The study material was written carefully and with a tone as descriptive and neutral as possible. To make comparisons meaningful, it does not follow a structure specific to Java Threads or  SCOOP  (as we might have used had we taught only one of these approaches); instead it relies in both cases on the same overall plan  (figure 2 of the paper), based on a neutral analysis of concurrency concepts and issues: threads, mutual exclusion, deadlock etc. Each section then presents, for one such general concurrency question, the solution proposed by Java Threads or SCOOP.

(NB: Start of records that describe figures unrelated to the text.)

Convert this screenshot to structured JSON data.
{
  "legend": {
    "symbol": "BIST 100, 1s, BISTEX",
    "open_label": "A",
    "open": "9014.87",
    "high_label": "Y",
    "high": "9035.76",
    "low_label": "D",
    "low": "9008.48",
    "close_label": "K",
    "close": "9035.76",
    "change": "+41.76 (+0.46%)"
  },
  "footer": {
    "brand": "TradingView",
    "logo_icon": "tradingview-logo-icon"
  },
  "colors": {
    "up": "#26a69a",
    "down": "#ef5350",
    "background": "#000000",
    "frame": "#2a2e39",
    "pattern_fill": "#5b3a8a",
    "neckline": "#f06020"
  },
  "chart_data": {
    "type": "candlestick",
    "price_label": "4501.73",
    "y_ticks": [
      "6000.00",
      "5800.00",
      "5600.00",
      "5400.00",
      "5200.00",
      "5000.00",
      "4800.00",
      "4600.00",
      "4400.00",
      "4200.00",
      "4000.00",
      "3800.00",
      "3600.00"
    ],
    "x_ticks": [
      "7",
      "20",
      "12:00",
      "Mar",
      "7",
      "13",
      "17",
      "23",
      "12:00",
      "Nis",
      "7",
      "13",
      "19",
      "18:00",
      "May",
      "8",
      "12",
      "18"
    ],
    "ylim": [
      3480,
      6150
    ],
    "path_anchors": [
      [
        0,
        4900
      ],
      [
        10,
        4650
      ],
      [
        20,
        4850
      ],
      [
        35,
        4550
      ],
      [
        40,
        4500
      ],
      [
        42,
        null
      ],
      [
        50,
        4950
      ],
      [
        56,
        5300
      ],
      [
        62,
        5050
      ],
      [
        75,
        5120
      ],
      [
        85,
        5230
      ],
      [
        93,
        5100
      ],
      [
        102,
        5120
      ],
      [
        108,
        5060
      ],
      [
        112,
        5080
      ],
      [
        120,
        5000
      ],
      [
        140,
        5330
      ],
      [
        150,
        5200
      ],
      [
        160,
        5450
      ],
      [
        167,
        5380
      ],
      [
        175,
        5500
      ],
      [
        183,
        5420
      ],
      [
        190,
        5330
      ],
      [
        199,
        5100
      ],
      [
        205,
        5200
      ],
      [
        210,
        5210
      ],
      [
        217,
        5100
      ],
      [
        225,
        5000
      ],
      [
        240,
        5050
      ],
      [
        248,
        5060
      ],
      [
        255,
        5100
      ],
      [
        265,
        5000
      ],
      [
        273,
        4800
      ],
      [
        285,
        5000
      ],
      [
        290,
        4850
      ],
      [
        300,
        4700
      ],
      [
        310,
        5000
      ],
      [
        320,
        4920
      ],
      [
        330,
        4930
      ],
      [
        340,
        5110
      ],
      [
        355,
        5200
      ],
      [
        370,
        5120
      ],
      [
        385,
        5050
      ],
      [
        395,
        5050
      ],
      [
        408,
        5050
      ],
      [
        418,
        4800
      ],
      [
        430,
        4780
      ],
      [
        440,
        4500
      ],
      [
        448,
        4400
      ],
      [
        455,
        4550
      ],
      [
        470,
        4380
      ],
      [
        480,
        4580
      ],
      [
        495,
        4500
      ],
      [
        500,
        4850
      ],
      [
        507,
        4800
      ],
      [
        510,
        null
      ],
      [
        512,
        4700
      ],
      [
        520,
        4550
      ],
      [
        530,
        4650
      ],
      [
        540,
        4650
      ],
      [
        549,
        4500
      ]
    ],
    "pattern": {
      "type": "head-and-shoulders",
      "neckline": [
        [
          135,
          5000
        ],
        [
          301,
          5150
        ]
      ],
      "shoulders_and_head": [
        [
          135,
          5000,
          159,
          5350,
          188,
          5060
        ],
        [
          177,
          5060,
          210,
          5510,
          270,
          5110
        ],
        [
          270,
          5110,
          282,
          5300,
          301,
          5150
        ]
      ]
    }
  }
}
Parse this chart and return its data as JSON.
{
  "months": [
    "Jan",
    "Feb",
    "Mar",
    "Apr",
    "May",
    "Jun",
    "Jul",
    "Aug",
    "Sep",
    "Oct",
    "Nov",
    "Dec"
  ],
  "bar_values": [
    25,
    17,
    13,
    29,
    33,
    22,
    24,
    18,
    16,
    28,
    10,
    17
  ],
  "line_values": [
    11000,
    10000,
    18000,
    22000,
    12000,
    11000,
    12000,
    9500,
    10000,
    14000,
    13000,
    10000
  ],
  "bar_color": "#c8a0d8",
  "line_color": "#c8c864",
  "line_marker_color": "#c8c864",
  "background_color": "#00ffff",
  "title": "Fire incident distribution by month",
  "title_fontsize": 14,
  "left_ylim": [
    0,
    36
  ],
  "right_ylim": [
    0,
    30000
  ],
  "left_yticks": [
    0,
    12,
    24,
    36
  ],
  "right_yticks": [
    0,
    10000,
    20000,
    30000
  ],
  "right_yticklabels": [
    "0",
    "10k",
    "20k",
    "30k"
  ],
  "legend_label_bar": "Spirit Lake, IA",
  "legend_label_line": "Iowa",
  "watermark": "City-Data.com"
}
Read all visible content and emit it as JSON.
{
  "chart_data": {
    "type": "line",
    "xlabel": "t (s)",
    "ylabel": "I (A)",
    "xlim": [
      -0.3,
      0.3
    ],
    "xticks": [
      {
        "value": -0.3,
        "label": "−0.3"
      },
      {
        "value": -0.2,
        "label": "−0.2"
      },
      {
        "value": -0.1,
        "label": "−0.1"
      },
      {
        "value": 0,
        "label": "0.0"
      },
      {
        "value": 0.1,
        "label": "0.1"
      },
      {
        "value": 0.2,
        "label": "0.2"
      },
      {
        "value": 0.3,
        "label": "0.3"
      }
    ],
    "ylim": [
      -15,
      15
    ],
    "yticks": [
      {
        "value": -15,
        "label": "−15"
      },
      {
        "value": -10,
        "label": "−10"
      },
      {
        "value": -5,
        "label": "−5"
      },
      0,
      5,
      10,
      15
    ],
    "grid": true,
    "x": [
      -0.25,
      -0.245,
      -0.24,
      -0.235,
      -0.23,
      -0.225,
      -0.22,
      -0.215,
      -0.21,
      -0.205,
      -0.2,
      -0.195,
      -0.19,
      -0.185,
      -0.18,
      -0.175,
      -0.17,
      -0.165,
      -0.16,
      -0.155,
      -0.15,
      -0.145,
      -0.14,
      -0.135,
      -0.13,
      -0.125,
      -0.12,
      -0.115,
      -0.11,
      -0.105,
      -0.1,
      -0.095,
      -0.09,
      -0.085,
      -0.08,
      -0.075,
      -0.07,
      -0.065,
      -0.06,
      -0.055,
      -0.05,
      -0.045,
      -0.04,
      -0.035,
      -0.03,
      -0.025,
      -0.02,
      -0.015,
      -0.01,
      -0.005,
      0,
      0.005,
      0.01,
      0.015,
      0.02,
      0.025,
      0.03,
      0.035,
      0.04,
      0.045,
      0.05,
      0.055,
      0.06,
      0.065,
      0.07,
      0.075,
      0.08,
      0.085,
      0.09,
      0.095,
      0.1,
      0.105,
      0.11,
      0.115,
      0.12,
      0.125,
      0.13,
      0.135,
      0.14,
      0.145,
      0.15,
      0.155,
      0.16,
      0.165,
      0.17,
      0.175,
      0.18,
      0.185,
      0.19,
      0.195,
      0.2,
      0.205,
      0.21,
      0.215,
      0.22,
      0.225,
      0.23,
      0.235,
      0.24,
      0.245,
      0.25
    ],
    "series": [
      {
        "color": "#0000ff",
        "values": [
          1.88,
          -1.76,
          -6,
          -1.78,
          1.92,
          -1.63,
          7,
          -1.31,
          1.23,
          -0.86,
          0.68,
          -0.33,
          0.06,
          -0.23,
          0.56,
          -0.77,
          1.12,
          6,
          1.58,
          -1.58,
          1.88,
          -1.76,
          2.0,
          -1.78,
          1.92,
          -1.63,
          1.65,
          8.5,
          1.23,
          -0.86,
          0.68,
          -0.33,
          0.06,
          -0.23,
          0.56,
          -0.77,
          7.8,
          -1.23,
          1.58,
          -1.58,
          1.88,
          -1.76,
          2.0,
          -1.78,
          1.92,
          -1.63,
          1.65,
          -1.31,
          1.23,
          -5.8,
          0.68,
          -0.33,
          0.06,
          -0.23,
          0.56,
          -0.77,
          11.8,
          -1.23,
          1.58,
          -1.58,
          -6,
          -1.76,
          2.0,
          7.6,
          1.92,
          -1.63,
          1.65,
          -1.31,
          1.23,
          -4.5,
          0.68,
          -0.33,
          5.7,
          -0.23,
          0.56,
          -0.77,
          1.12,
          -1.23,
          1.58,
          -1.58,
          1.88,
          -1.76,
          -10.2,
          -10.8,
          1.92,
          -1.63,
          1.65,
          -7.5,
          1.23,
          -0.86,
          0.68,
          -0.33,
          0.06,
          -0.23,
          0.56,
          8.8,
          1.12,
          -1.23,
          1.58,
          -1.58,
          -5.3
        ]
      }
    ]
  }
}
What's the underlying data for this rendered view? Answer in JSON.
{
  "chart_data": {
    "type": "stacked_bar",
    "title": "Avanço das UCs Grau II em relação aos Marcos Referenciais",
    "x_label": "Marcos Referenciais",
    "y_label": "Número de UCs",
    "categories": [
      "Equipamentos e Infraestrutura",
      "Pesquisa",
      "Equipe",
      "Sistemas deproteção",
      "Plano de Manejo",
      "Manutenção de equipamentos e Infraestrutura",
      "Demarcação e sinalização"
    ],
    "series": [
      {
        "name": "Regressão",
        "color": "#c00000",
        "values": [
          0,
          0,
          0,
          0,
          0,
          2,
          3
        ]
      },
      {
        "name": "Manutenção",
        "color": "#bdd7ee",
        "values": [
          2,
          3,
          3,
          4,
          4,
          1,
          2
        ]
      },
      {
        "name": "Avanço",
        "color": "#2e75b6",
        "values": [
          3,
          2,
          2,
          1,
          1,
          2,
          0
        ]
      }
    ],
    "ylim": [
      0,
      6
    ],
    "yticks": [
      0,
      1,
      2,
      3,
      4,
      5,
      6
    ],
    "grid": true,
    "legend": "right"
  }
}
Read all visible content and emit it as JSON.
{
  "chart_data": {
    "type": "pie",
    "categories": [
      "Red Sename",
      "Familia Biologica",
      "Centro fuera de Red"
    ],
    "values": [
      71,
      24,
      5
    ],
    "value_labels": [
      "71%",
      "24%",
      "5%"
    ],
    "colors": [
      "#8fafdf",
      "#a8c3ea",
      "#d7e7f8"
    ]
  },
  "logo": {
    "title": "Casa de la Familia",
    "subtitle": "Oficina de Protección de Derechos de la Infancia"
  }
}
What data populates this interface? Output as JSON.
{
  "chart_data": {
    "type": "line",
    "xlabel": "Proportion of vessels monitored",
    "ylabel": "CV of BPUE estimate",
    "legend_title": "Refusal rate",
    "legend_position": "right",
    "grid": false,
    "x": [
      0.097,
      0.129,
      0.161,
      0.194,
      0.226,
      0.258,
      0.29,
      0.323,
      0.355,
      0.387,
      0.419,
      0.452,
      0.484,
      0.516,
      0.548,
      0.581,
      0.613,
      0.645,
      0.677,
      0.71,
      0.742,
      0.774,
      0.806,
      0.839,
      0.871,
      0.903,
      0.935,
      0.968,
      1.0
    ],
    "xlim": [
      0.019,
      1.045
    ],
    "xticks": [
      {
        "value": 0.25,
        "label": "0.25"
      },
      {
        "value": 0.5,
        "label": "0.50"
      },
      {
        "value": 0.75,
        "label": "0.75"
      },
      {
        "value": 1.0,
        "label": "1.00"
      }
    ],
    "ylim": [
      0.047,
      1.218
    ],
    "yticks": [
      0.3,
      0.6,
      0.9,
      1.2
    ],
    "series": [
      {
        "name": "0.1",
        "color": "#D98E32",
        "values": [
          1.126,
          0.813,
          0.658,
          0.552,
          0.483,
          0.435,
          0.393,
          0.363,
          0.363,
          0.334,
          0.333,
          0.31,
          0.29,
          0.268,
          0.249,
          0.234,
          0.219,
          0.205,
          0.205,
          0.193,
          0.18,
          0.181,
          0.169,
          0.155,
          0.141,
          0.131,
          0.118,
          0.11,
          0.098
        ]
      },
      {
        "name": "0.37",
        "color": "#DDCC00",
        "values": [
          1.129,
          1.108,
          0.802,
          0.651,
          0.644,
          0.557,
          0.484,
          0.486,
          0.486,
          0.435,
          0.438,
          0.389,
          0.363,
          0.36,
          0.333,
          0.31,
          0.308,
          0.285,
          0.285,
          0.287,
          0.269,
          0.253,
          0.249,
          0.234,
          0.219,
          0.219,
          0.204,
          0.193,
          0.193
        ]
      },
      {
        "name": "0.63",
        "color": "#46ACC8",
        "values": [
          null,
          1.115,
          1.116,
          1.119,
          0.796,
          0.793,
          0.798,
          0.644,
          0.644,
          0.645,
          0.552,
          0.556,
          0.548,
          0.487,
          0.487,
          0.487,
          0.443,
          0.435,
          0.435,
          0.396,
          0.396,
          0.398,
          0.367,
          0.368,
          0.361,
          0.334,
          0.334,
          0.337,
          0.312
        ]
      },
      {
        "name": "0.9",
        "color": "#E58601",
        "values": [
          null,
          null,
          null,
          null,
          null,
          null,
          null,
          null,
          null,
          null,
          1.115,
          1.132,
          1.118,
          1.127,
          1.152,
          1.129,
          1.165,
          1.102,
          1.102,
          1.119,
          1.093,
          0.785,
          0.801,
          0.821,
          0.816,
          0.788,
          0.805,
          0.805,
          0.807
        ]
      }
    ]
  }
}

This self-study material, as well as everything else about the study, is freely available on the Web; see the paper for the links.

In the self-study, all students studied both the Java Threads and SCOOP materials. They were randomly assigned to two groups, for which the only difference was the order of studying the approaches. We feel that this decision addresses the ethical issue (Professor Smith Risk 4): any pedagogical effect of reading about A before B rather than the reverse, in the course of a few hours, has to be minimal if you end up reading about the two of them, and on the next day follow a lecture that also covers both.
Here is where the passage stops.